Sports Authority Customers Are Shopping Somewhere, Not Sporting Goods Stores

Image courtesy of Nicholas Eckhart

Where did Sports Authority’s customers go? The sporting goods retailer filed for bankruptcy almost a year ago, closing all of its stores by the end of the summer. However, other retailers in this sector are puzzled because the Sports Authority customers who, in theory, should have taken their business to the competition have apparently just stopped buying sporting goods.

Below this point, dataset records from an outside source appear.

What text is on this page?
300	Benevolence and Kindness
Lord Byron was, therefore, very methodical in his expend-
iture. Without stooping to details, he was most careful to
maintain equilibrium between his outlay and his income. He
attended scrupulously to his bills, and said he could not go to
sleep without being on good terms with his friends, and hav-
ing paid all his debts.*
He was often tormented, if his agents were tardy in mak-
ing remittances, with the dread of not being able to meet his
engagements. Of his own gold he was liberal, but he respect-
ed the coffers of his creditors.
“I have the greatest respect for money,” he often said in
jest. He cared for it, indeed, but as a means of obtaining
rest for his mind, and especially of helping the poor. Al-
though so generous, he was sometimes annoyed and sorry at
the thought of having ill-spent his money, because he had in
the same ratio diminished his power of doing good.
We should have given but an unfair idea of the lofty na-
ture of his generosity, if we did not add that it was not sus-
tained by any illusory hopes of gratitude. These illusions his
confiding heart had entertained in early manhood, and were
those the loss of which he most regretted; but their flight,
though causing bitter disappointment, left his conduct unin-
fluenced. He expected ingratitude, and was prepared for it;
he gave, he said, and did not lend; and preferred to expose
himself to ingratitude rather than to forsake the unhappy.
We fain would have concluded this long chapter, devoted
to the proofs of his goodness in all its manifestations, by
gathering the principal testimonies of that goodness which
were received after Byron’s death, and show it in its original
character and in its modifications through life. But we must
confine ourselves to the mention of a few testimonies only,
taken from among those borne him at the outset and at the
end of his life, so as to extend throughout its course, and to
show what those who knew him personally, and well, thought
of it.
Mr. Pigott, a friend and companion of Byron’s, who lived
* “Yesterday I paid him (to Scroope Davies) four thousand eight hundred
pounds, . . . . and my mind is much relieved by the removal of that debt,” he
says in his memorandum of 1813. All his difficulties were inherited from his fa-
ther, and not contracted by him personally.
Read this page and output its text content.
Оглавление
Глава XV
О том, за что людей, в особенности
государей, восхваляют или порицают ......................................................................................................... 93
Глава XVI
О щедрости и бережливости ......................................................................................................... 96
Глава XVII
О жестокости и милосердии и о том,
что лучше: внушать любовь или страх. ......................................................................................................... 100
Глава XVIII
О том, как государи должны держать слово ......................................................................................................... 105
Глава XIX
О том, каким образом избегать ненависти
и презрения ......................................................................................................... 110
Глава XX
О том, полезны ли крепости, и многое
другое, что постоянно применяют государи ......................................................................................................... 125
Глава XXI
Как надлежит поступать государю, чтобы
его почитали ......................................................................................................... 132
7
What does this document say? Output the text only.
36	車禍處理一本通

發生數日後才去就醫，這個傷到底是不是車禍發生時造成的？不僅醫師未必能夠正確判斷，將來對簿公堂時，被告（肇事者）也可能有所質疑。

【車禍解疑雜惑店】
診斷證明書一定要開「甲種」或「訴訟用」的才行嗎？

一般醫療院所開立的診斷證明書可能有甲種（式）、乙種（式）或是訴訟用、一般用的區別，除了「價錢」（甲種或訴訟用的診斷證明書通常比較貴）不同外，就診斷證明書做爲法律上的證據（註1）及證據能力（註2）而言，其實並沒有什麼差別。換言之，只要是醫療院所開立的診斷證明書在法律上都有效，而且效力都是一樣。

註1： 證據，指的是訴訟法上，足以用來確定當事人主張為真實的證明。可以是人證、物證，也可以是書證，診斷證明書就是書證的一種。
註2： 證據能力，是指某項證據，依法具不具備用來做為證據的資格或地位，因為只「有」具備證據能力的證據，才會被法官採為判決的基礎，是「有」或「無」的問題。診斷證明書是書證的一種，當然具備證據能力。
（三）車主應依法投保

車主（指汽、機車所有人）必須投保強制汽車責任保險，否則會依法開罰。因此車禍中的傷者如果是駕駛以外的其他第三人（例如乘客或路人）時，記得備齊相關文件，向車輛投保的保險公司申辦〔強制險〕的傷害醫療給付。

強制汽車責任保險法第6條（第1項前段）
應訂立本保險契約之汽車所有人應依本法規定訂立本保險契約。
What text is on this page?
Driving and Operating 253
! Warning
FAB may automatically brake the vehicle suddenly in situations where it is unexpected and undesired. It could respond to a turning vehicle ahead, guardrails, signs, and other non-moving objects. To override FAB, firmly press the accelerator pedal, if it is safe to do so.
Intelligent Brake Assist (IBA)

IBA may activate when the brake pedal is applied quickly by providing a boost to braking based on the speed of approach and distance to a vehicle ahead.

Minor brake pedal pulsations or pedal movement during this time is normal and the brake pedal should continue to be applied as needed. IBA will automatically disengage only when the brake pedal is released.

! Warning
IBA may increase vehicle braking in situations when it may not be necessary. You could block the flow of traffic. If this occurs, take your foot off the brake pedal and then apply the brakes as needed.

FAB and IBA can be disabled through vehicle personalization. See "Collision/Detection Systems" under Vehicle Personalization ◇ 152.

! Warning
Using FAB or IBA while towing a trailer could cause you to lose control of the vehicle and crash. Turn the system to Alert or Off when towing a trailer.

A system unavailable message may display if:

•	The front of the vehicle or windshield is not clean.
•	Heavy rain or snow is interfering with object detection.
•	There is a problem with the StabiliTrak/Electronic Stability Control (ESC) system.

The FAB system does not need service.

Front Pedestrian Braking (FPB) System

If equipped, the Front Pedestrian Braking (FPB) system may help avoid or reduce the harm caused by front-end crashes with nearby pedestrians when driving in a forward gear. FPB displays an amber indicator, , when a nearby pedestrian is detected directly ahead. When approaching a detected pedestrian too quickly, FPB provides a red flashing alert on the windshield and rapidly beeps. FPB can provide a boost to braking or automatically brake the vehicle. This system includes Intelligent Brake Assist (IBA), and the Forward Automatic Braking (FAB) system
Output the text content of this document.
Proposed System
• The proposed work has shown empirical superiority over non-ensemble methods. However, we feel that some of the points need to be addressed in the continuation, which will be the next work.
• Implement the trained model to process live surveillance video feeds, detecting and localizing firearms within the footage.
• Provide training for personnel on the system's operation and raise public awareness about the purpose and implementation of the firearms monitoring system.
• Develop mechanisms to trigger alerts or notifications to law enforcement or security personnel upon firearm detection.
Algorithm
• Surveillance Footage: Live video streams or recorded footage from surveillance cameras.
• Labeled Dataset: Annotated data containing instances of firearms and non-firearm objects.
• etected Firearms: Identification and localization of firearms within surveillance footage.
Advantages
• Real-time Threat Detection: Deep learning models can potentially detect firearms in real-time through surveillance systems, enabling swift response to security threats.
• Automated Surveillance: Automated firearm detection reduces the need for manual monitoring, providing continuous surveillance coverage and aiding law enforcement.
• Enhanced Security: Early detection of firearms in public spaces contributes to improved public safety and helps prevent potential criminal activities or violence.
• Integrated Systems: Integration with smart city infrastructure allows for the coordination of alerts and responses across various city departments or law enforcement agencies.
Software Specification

Where did they go? Experts aren’t sure, but it probably depends on what they were shopping for. The trade publication Footwear News has an obvious focus, and it notes that sales of sneakers and more specialized athletic shoes were already falling before Sports Authority closed its doors.

Over the last year since the chain filed for bankruptcy protection, the market for running shoes has in particular shrank. An analyst with The NPD Group pointed out that lower sales were “primarily caused by the absence of The Sports Authority — nowhere was this void felt more than in running footwear, which declined 8 percent.”

Are people really that impulsive? Do we not buy running shoes until we see a physical display in a store? That seems unlikely to a layperson, but retail experts told Footwear News that they’re waiting for former Sports Authority customers to switch their spending over to Dick’s Sporting Goods once it completes its assimilation of the former Sports Authority brand.

Dick’s took over the intellectual property of its failed competitor, and also bought a few dozen of its leases out of bankruptcy.

Maybe that business is gone, though. Maybe people are buying their sports supplies from Amazon, and their sneakers from Amazon-owned Zappos and never coming back. We might see more closures and failures of lesser sporting goods stores and chains.